Volkskommissariat (Finnland)

Das finnische Volkskommissariat (auch Volksdelegation), originalsprachlich finnisch Suomen kansanvaltuuskunta und schwedisch Finska folkdelegationen, war die sozialistische Revolutionsregierung, die sich zu Beginn des Finnischen Bürgerkrieges am 27. und 28. Januar 1918 konstituierte. Das provisorische Exekutivgremium bestand dem sowjetischen Vorbild entsprechend aus 12 bis 14 delegierten Volkskommissaren, denen gleichsam wie Ministern in einer bürgerlichen Regierung jeweils ein abgegrenzter Zuständigkeitsbereich eigenverantwortlich oblag. Die Delegierten rekrutierten sich aus den radikalsten Organisationen und Vertretern der finnischen Arbeiterbewegung, unter der Leitung des Parteivorsitzenden der Sozialdemokraten (SDP) Kullervo Manner. Dem Volkskommissariat als Kontrollorgan und Legislative beigestellt war der allgemeine Arbeiterrat, der weitgehend paritätisch von den wichtigsten an der Revolution beteiligten Arbeiterorganisationen besetzt wurde, neben der SDP waren das vor allem der Gewerkschaftsbund und die paramilitärischen Roten Garden.[1] Jedoch gelang es dem Obersten Arbeiterrat im allgemeinen Aufruhr nicht sich als wirkmächtiges Staatsorgan zu etablieren und blieb gegenüber dem Volkskommissariat von geringer Bedeutung.[2]

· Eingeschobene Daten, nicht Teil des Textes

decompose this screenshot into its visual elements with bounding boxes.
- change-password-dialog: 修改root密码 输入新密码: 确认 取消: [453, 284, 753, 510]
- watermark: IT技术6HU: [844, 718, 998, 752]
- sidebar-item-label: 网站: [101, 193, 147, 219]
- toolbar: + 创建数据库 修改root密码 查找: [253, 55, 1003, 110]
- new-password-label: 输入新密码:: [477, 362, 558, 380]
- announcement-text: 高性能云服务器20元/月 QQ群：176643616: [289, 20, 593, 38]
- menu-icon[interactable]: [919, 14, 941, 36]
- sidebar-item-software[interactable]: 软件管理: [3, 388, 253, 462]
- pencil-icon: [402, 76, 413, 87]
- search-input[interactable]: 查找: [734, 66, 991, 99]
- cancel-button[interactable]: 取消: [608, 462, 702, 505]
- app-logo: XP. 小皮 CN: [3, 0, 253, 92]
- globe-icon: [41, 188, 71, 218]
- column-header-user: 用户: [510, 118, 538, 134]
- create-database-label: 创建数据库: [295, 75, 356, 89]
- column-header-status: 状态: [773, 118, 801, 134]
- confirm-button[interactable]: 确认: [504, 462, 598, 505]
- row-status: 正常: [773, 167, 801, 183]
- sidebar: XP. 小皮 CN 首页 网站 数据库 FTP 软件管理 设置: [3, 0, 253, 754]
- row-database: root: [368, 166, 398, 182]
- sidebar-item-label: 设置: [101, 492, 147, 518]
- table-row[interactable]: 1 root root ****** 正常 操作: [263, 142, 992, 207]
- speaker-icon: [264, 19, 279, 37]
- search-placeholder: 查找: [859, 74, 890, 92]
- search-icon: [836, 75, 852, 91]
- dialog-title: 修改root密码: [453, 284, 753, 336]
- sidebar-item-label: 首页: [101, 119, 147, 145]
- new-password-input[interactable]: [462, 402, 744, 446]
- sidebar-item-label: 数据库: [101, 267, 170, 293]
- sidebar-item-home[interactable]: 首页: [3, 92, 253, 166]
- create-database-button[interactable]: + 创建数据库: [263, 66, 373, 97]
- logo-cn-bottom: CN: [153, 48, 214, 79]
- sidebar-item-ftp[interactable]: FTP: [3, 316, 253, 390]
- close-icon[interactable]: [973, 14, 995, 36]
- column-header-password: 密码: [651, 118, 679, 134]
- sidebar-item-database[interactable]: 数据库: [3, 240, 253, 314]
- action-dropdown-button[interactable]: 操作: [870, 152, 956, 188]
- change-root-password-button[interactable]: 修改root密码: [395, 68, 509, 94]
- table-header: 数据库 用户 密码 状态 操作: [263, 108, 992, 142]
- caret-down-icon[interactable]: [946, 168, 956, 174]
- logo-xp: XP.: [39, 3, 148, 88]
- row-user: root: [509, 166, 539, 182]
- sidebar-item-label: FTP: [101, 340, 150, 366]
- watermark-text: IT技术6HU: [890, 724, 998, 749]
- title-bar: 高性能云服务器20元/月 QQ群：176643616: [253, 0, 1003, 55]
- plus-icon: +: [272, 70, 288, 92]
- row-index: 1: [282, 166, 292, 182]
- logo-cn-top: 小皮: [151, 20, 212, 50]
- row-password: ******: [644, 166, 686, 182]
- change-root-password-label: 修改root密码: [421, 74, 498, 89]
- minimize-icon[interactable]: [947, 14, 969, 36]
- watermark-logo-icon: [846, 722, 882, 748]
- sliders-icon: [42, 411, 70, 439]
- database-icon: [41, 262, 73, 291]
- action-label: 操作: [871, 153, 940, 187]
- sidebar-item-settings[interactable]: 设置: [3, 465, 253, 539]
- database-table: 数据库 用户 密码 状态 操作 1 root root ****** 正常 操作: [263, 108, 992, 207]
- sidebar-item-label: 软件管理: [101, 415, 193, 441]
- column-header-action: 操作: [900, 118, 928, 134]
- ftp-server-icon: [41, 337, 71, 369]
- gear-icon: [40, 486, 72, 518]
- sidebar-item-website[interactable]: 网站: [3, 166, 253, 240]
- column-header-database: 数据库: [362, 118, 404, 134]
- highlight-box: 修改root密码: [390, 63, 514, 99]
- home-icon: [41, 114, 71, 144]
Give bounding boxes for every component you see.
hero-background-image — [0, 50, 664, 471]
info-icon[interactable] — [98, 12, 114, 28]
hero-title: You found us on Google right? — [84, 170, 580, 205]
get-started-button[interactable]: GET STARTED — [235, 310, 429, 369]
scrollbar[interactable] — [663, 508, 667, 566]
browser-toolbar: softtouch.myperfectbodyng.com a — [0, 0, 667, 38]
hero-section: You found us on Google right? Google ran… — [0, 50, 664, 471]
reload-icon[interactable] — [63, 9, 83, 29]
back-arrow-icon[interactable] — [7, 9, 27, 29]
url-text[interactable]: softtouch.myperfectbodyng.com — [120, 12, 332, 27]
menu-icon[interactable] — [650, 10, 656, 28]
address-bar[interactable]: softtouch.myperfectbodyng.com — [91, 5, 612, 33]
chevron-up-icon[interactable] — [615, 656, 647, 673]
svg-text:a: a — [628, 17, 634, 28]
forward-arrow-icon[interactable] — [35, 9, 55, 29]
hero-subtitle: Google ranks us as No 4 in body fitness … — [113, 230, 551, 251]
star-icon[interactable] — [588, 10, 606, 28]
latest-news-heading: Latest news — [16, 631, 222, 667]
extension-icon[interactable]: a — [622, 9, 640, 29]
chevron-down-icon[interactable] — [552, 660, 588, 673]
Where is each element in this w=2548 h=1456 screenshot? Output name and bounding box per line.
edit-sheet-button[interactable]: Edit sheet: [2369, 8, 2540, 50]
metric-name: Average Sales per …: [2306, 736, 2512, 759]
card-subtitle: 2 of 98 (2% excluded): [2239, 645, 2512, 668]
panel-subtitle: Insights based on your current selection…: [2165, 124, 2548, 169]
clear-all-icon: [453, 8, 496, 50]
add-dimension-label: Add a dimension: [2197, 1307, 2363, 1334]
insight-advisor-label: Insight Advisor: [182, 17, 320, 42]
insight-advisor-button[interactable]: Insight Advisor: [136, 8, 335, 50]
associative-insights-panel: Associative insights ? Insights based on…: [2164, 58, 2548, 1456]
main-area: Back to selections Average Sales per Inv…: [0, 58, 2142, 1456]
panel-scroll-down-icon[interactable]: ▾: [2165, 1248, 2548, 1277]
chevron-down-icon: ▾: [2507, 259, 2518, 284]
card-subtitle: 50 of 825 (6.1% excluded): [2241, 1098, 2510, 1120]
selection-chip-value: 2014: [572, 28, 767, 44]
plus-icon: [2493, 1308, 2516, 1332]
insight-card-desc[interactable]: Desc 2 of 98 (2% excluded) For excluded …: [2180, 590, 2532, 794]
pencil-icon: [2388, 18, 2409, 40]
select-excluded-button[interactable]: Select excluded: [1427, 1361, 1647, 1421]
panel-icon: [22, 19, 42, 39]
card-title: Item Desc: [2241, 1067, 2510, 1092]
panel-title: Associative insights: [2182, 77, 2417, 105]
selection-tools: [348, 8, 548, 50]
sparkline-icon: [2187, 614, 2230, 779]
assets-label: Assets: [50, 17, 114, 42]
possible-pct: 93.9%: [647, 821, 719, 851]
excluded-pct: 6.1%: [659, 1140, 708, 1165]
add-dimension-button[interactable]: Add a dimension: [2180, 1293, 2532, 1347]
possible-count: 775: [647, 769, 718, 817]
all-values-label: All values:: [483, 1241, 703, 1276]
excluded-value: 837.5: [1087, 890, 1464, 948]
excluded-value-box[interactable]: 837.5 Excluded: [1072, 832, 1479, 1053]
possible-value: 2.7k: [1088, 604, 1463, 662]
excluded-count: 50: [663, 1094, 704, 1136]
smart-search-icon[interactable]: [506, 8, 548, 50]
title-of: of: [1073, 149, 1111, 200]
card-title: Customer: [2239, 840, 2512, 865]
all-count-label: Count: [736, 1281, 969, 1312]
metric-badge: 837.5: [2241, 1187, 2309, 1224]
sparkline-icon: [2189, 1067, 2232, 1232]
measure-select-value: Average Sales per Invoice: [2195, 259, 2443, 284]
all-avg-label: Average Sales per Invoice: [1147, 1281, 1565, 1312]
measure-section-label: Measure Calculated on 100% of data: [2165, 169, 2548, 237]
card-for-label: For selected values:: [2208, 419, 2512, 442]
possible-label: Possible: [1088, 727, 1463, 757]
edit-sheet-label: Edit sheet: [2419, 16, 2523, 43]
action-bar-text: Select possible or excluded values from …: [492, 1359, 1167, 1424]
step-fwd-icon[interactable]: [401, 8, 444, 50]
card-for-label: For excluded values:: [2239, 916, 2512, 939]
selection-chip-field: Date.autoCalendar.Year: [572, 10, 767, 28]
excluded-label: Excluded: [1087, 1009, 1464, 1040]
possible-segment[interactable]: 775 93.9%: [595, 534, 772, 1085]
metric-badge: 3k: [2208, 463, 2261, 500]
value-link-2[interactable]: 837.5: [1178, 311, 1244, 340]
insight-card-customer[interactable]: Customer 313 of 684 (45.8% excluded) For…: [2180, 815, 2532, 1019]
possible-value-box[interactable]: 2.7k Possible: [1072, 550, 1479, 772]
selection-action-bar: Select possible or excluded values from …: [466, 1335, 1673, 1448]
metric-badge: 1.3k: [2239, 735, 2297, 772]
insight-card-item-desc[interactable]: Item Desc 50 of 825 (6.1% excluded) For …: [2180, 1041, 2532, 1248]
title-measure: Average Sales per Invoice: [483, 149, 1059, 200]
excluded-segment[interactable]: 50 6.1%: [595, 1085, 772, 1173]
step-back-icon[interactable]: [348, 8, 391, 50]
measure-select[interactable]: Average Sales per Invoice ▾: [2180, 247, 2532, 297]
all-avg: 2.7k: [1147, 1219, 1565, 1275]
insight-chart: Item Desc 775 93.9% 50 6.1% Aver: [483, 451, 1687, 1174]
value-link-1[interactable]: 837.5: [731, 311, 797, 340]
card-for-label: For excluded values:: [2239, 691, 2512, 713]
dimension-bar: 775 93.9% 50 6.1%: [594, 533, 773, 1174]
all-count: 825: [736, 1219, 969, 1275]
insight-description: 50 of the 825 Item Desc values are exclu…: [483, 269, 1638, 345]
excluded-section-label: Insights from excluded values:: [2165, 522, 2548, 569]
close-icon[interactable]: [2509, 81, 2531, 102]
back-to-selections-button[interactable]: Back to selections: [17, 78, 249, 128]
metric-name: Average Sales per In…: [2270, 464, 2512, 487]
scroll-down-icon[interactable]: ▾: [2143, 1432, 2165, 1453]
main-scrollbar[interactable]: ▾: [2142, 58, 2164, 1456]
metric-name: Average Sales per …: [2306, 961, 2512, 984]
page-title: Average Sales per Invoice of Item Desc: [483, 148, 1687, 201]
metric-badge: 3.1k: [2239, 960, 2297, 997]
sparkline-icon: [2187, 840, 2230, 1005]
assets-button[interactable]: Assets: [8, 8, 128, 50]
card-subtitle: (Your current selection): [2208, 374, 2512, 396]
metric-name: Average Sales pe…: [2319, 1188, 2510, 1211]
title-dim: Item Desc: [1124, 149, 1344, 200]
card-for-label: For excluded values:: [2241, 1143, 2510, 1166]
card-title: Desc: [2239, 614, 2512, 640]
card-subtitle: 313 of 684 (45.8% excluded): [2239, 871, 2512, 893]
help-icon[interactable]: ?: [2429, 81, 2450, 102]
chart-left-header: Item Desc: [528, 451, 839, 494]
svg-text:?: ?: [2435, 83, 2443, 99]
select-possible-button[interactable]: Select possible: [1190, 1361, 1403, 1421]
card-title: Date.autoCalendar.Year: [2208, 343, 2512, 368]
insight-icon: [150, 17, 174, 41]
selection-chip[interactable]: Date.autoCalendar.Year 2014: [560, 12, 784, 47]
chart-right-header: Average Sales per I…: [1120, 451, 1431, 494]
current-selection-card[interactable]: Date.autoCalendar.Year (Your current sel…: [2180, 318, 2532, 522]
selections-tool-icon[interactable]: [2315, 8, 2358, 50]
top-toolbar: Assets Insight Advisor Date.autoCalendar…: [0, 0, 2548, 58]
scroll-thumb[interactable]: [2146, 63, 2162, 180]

Kullervo Manner (1918), Vorsitzender des Volkskommissariats

Geschichte

Bekanntmachung der Finnischen Revolution („Vallankumous Suomessa“) am 27. Januar 1918

Der Bildung der revolutionären Regierung war am 23. Januar der neuerliche Ausruf des Generalstreiks vorausgegangen, nachdem der Generalstreik im November 1917 bereits nach sechs Tagen abgebrochen worden war, entschied das Arbeiterexekutivkomitee für den 27. Januar die Revolution auszurufen. Im Anschluss kam es auf Vorschlag des Komitees zur Bildung der Delegation der Volkskommissare und des Allgemeinen Arbeiterrates.

Einflusssphären während der mittleren Phase des Bürgerkrieges bis zu Beginn des Feldzuges gegen Tampere in der 2. Märzhälfte 1918

Zeitgleich mit Ausrufung der Revolution setzten Operationen des bisherigen Militärs ein. Im damit begonnenen Bürgerkrieg konnten sich die Revolutionäre lediglich im Süden zeitweilig durchsetzen und nur dort tatsächlich die Staatsgewalt ausüben, während der Norden des Landes von den „Weißen“ regiert wurde. Wenn auch das Gebiet der „Roten“ nur einen kleinen Teil des Staatsgebietes ausmachte, so befanden sich mit Turku und Helsinki sowohl die historische als auch die aktuelle Hauptstadt Finnlands und mit Tampere das bedeutendste Industriezentrum unter ihrer Kontrolle.[3] Das Volkskommissariat wurde allein von der Sowjetunion als rechtmäßige finnische Regierung anerkannt. Da die militärische Situation der Roten Garden durch das massive Eingreifen deutscher Truppen immer prekärer wurde, wichen die meisten Vertreter der „Volksregierung“ nach dem Zusammenbruch der Westfront infolge der schweren Niederlage in der Schlacht um Tampere Anfang April 1918 von Helsinki nach Wyborg aus. In den folgenden Wochen bis zu ihrer Auflösung am 1. Mai verloren die revolutionären Organe im Chaos der letzten Scharmützel des Bürgerkrieges zunehmend an Einfluss. Viele ehemalige Volkskommissare konnten ins Ausland entkommen, vor allem in die Sowjetunion, so auch Kullervo Manner, der dort als Opfer des Großen Terrors 1939 in einem Arbeitslager des Gulag starb.[2]

Die vom Volkskommissariat unter Federführung des Kommissars für Erziehung Otto Ville Kuusinen ausgearbeitete freiheitliche und demokratische Verfassung wurde nicht wie geplant einer Volksabstimmung zur Entscheidung gebracht.

Belege und Anmerkungen

  1. histdoc.net: The revolutionary government of Finland.
  2. Toivo J. Paloposki: Quellenkunde zur Geschichte Finnlands, Wiesbaden 1988
  3. Die Bezeichnungen „Rote“ und „Weiße“ sind selbst in wissenschaftlichen Publikationen zum finnischen Bürgerkrieg gängige Begriffe, die wie offizielle Namen verwendet werden.